Domestic rabbits arrived in Australia with the first fleet and established feral populations from the mid 1800s, when a Victorian landholder released 24 animals for hunting purposes.

Rabbits were hyper-abundant across the range until the release of myxoma virus in 1950, which significantly reduced the rabbit population.

The biological controls (myxoma virus and rabbit haemorrhagic disease virus, or RHDV) have provided ongoing rabbit control for over 70 years, but they have not eliminated the problem.

“The Biosecurity Act regulates pest management in NSW. Under the Act, every landholder has a biosecurity duty to take action to prevent the introduction and spread of pests and to reduce the impacts of pests, such as rabbits,” Mr Bell said.

The Hunter Regional Strategic Pest Animal Management Plan, prepared by Hunter Local Land Services, states that all land managers can reduce risks from rabbit populations on land under their care and control, by undertaking activities that reduce the risk of rabbits breeding on or being introduced to their land, reduce the risk of rabbits being released into the environment, and reduce the negative impacts of rabbits on priority assets on their land and neighbouring lands.
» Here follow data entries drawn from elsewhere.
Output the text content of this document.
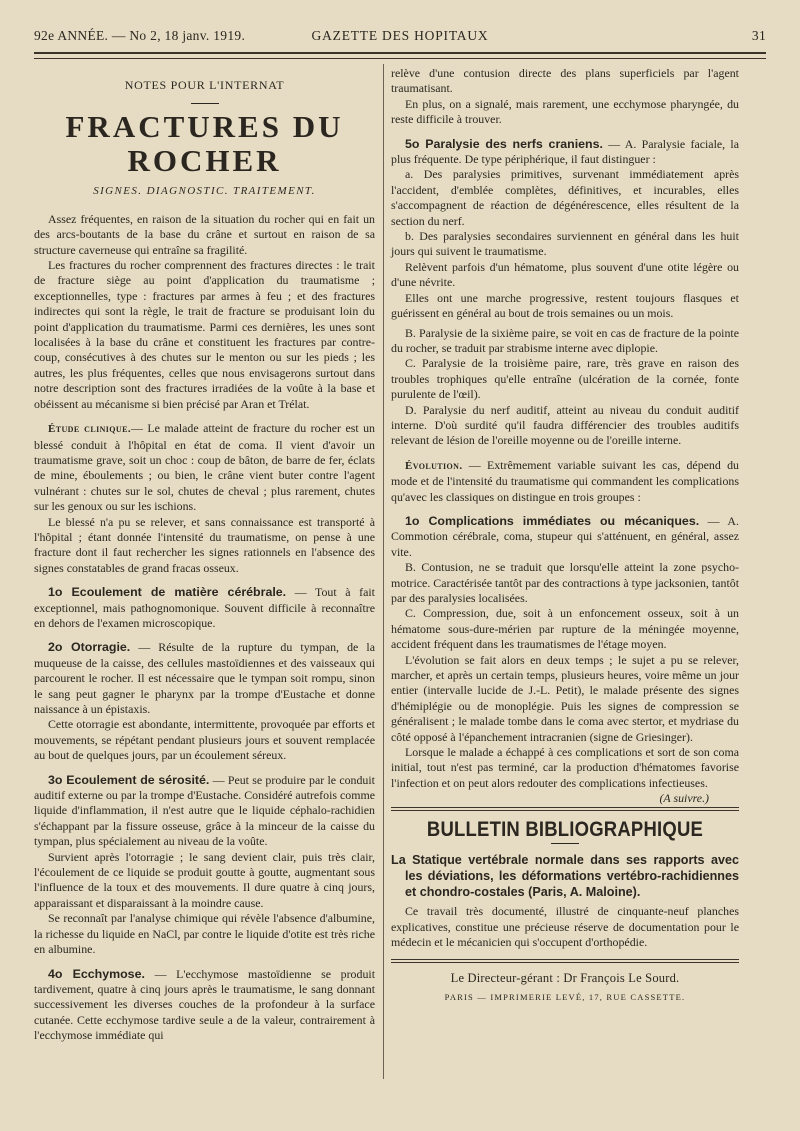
92e ANNÉE. — No 2, 18 janv. 1919.	GAZETTE DES HOPITAUX	31
NOTES POUR L'INTERNAT
FRACTURES DU ROCHER
SIGNES. DIAGNOSTIC. TRAITEMENT.

Assez fréquentes, en raison de la situation du rocher qui en fait un des arcs-boutants de la base du crâne et surtout en raison de sa structure caverneuse qui entraîne sa fragilité.

Les fractures du rocher comprennent des fractures directes : le trait de fracture siège au point d'application du traumatisme ; exceptionnelles, type : fractures par armes à feu ; et des fractures indirectes qui sont la règle, le trait de fracture se produisant loin du point d'application du traumatisme. Parmi ces dernières, les unes sont localisées à la base du crâne et constituent les fractures par contre-coup, consécutives à des chutes sur le menton ou sur les pieds ; les autres, les plus fréquentes, celles que nous envisagerons surtout dans notre description sont des fractures irradiées de la voûte à la base et obéissent au mécanisme si bien précisé par Aran et Trélat.

Étude clinique.— Le malade atteint de fracture du rocher est un blessé conduit à l'hôpital en état de coma. Il vient d'avoir un traumatisme grave, soit un choc : coup de bâton, de barre de fer, éclats de mine, éboulements ; ou bien, le crâne vient buter contre l'agent vulnérant : chutes sur le sol, chutes de cheval ; plus rarement, chutes sur les genoux ou sur les ischions.

Le blessé n'a pu se relever, et sans connaissance est transporté à l'hôpital ; étant donnée l'intensité du traumatisme, on pense à une fracture dont il faut rechercher les signes rationnels en l'absence des signes constatables de grand fracas osseux.

1o Ecoulement de matière cérébrale. — Tout à fait exceptionnel, mais pathognomonique. Souvent difficile à reconnaître en dehors de l'examen microscopique.

2o Otorragie. — Résulte de la rupture du tympan, de la muqueuse de la caisse, des cellules mastoïdiennes et des vaisseaux qui parcourent le rocher. Il est nécessaire que le tympan soit rompu, sinon le sang peut gagner le pharynx par la trompe d'Eustache et donne naissance à un épistaxis.

Cette otorragie est abondante, intermittente, provoquée par efforts et mouvements, se répétant pendant plusieurs jours et souvent remplacée au bout de quelques jours, par un écoulement séreux.

3o Ecoulement de sérosité. — Peut se produire par le conduit auditif externe ou par la trompe d'Eustache. Considéré autrefois comme liquide d'inflammation, il n'est autre que le liquide céphalo-rachidien s'échappant par la fissure osseuse, grâce à la minceur de la caisse du tympan, plus spécialement au niveau de la voûte.

Survient après l'otorragie ; le sang devient clair, puis très clair, l'écoulement de ce liquide se produit goutte à goutte, augmentant sous l'influence de la toux et des mouvements. Il dure quatre à cinq jours, apparaissant et disparaissant à la moindre cause.

Se reconnaît par l'analyse chimique qui révèle l'absence d'albumine, la richesse du liquide en NaCl, par contre le liquide d'otite est très riche en albumine.

4o Ecchymose. — L'ecchymose mastoïdienne se produit tardivement, quatre à cinq jours après le traumatisme, le sang donnant successivement les diverses couches de la profondeur à la surface cutanée. Cette ecchymose tardive seule a de la valeur, contrairement à l'ecchymose immédiate qui

relève d'une contusion directe des plans superficiels par l'agent traumatisant.

En plus, on a signalé, mais rarement, une ecchymose pharyngée, du reste difficile à trouver.

5o Paralysie des nerfs craniens. — A. Paralysie faciale, la plus fréquente. De type périphérique, il faut distinguer :

a. Des paralysies primitives, survenant immédiatement après l'accident, d'emblée complètes, définitives, et incurables, elles s'accompagnent de réaction de dégénérescence, elles résultent de la section du nerf.

b. Des paralysies secondaires surviennent en général dans les huit jours qui suivent le traumatisme.

Relèvent parfois d'un hématome, plus souvent d'une otite légère ou d'une névrite.

Elles ont une marche progressive, restent toujours flasques et guérissent en général au bout de trois semaines ou un mois.

B. Paralysie de la sixième paire, se voit en cas de fracture de la pointe du rocher, se traduit par strabisme interne avec diplopie.

C. Paralysie de la troisième paire, rare, très grave en raison des troubles trophiques qu'elle entraîne (ulcération de la cornée, fonte purulente de l'œil).

D. Paralysie du nerf auditif, atteint au niveau du conduit auditif interne. D'où surdité qu'il faudra différencier des troubles auditifs relevant de lésion de l'oreille moyenne ou de l'oreille interne.

Évolution. — Extrêmement variable suivant les cas, dépend du mode et de l'intensité du traumatisme qui commandent les complications qu'avec les classiques on distingue en trois groupes :

1o Complications immédiates ou mécaniques. — A. Commotion cérébrale, coma, stupeur qui s'atténuent, en général, assez vite.

B. Contusion, ne se traduit que lorsqu'elle atteint la zone psycho-motrice. Caractérisée tantôt par des contractions à type jacksonien, tantôt par des paralysies localisées.

C. Compression, due, soit à un enfoncement osseux, soit à un hématome sous-dure-mérien par rupture de la méningée moyenne, accident fréquent dans les traumatismes de l'étage moyen.

L'évolution se fait alors en deux temps ; le sujet a pu se relever, marcher, et après un certain temps, plusieurs heures, voire même un jour entier (intervalle lucide de J.-L. Petit), le malade présente des signes d'hémiplégie ou de monoplégie. Puis les signes de compression se généralisent ; le malade tombe dans le coma avec stertor, et mydriase du côté opposé à l'épanchement intracranien (signe de Griesinger).

Lorsque le malade a échappé à ces complications et sort de son coma initial, tout n'est pas terminé, car la production d'hématomes favorise l'infection et on peut alors redouter des complications infectieuses.
(A suivre.)

BULLETIN BIBLIOGRAPHIQUE

La Statique vertébrale normale dans ses rapports avec les déviations, les déformations vertébro-rachidiennes et chondro-costales (Paris, A. Maloine).

Ce travail très documenté, illustré de cinquante-neuf planches explicatives, constitue une précieuse réserve de documentation pour le médecin et le mécanicien qui s'occupent d'orthopédie.

Le Directeur-gérant : Dr François Le Sourd.
PARIS — IMPRIMERIE LEVÉ, 17, RUE CASSETTE.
“Examples of activities a landholder could undertake to achieve these outcomes include participating in coordinated pest animal control programs, reporting warrens and known harbour to the local Council or Local Land Service, keeping pet rabbits secure and euthanising unwanted animals,” Mr Bell.

It is a punishable offence to release any rabbit in the wild in NSW.

“In urban areas, where rabbits are in large numbers on public-owned land, Council facilitates control by working with Local Land Services and releasing rabbit haemorrhagic disease virus, which is often effective at reducing numbers,” Mr Bell said.